Not the person you responded to, but I just joined somewhere new and it's clear Firebase was the biggest mistake / is the biggest source of technical debt. It was helpful for bootstrapping 6 years ago, but now it stands out as the worst part of our tech stack. For our small shop, we will not be able to migrate any time soon.
- Most frustrating are the outages we have no control over. It seems like every other day, the server running our firebase instance mysteriously disappears from the internet. We can ping `my-app.fibaseio.com` but receive no events from it. This lasts anywhere from 5 to 25 minutes. Usually there is no blip in the firebase status page. The main devs have given up trying to debug it.
- We are nearing the resource limits of the paid plan for a single realtime database. We're working on splitting our one database into a master and sharding what we can.
- The particular eventual consistency and transaction semantics require workarounds everywhere. If you want an atomic transaction, you have to perform it on some common parent, but you are also encouraged to keep your data model flat and normalize as much as possible. Our integration test suite is tiny and horrendously slow because we cannot rely on Firebase to be timely, so there are huge timeouts everywhere that regularly take ages. Every past attempt at tuning the timeouts to be shorter eventually causes spurious failures a week later.
- Unless your data closely models the kind of chat application Firebase was built around, you end up needing a real database eventually.

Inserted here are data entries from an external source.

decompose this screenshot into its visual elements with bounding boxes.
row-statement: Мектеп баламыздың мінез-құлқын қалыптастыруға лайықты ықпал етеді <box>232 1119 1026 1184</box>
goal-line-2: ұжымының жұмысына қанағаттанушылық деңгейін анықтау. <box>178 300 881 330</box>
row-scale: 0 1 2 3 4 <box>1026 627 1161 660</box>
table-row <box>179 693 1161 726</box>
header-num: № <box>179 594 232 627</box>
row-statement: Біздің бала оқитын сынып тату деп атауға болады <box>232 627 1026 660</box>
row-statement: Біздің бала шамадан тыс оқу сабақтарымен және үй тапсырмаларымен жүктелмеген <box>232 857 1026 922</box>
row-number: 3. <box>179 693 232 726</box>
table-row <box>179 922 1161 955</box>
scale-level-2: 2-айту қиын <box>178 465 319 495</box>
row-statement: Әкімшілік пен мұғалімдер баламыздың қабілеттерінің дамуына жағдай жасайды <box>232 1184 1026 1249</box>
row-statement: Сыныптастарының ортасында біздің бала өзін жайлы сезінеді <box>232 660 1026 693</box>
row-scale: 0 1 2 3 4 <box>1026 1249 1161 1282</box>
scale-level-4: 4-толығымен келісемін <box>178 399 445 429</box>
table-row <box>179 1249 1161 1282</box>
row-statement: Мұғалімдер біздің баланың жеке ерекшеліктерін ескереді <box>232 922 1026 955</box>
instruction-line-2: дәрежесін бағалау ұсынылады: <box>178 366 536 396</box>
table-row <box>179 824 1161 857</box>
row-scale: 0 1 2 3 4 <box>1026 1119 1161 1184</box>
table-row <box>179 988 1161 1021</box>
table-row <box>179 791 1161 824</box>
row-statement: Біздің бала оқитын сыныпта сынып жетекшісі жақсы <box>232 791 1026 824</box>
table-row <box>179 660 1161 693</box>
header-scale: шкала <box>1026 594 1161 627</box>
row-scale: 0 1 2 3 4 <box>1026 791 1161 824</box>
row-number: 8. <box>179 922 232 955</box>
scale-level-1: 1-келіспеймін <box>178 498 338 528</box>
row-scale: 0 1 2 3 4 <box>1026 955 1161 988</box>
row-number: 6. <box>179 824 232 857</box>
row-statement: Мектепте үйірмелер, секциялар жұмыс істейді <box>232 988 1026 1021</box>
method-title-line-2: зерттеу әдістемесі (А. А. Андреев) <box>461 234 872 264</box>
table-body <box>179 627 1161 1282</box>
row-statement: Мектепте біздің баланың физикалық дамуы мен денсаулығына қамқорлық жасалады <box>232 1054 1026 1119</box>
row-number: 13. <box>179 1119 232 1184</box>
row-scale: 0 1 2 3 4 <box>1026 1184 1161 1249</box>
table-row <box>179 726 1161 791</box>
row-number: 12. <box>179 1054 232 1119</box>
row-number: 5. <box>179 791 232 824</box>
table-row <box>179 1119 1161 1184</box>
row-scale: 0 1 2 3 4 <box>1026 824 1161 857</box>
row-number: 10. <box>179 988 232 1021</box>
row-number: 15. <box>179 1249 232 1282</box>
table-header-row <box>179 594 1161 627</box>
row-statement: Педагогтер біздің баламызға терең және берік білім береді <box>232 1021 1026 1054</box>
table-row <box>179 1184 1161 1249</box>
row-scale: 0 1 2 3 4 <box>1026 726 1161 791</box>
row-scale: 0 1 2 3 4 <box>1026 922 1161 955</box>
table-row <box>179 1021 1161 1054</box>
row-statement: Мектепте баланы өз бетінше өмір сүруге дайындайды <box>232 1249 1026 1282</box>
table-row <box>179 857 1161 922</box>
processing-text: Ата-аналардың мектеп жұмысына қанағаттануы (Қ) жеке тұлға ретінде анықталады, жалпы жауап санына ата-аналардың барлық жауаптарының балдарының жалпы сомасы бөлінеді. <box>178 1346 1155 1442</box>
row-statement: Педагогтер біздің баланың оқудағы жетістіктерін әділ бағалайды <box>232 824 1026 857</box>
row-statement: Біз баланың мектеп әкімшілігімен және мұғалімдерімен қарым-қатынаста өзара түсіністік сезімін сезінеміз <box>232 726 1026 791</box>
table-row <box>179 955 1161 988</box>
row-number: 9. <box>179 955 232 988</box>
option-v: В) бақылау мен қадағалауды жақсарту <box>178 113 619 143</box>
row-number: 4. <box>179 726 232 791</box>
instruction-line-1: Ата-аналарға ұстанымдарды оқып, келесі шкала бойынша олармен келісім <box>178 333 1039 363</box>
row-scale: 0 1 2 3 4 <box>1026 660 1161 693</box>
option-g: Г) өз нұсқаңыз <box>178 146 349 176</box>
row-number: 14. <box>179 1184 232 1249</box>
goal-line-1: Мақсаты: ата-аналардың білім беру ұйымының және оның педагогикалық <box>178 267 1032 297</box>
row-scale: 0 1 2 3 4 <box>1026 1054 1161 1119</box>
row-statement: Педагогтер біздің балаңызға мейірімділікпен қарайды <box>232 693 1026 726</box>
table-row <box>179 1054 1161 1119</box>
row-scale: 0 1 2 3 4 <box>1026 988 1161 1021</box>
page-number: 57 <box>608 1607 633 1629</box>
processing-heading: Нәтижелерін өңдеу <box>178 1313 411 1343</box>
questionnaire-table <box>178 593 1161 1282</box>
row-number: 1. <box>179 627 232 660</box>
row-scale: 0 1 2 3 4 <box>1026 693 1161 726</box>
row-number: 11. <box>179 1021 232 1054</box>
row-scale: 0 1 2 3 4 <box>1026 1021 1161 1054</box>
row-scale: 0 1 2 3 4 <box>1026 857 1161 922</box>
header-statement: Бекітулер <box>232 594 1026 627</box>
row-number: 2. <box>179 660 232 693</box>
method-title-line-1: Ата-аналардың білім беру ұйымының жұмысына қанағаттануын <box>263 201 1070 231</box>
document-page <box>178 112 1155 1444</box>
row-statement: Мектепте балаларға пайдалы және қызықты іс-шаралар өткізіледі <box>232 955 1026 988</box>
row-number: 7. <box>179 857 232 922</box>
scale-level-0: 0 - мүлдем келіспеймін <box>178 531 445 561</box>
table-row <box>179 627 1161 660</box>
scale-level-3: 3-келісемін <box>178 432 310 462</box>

Not just to perform real queries with joins and complex logic, but also to essentially maintain indices that anemic mobile clients can use because the firebase filtered query semantics are limited to a single key. Now you need some kind of daemon to shuffle data in and out of your real database. Unfortunately, your real database is missing tons of foreign key constraints because that's the easiest way to handle firebase's eventual consistency.
That's just my take a month after joining somewhere intimately coupled to firebase.
It's a combination of a lack of developer bandwidth, fatigue, and typical difficult google customer service. Previously it was just a sole backend developer who also did the server operations/SRE type stuff plus a couple front end web developers. To them, it quickly became just a fact of life after repeatedly failing to find a solution. The customer service people don't like that, because these short down times always happen during standard business hours (only time our service is ever used). Complaints about disrupted sales pitches or customer demos go ignored.
I'm joining as the second backend developer, so maybe while I'm still green and have the naive bravery, I will go give it another shot next time it happens. I don't know much about advanced networking, but we suspect there's some kind of partition happening frequently between our servers and our production firebase instance. Uncertain how to debug that and how to work around it. It usually affects all of our servers, which are located in a single data center. I suppose next time I will try to track down and inspect the socket being used by the firebase SDK, but I don't really know what to be looking for at that point.
Mostly database-related issues as far as I understand. What I’m wondering is: is it related to Firebase only or more would it apply more generally to any NoSQL databases provider?
So I've been using it in production for about 4 years. I still have a couple of projects there, unfortunately.
Firebase lets you grow super easily at first but the bigger your project the more of a problem it becomes in terms of development.
The biggest problem is that databases are extremely inadequate for anything that goes beyond prototypes or very simple uses cases. There are no relations, very basic querying / filtering, no ACID, etc. your logic to interact with the databases becomes super tedious. Fauna is by far a much better serverless DB.
There is huge vendor lock in and their client libraries are huge. The JS library is like 200kB minified and gzipped. You can in principle use REST to interact with the backend but you lose most interesting features (realtime, sync, etc).
Cloud Functions are extremely tedious to work with. Most of your functions cannot be tested locally and they take forever to upload. Sometimes even minutes. Sometimes deploy gets stuck and don't you dare cancel the upload otherwise it will take more time to be able to upload again. With Cloudflare Workers you can do all in local dev and deploy takes seconds. With Zeit Now you can also make all dev locally.
The Firebase Console is a huge piece of bloated JS made in Angular 1 IIRC. It's also very basic as far as functionality goes.
Firebase hosting is good. Nothing to complain but all other options are equally great (Netlify, Zeit, Cloudflare Workers Sites, etc).
Not positive if it's still an issue or not but they had a Geopoint type in Firestore but I incorrectly assumed you'd be able to do geo searches because of that. Their proposed solution was to pipe the Firestore docs to Algolia indexes and use their service. I did that and I love Algolia but don't assume anything because it's Google.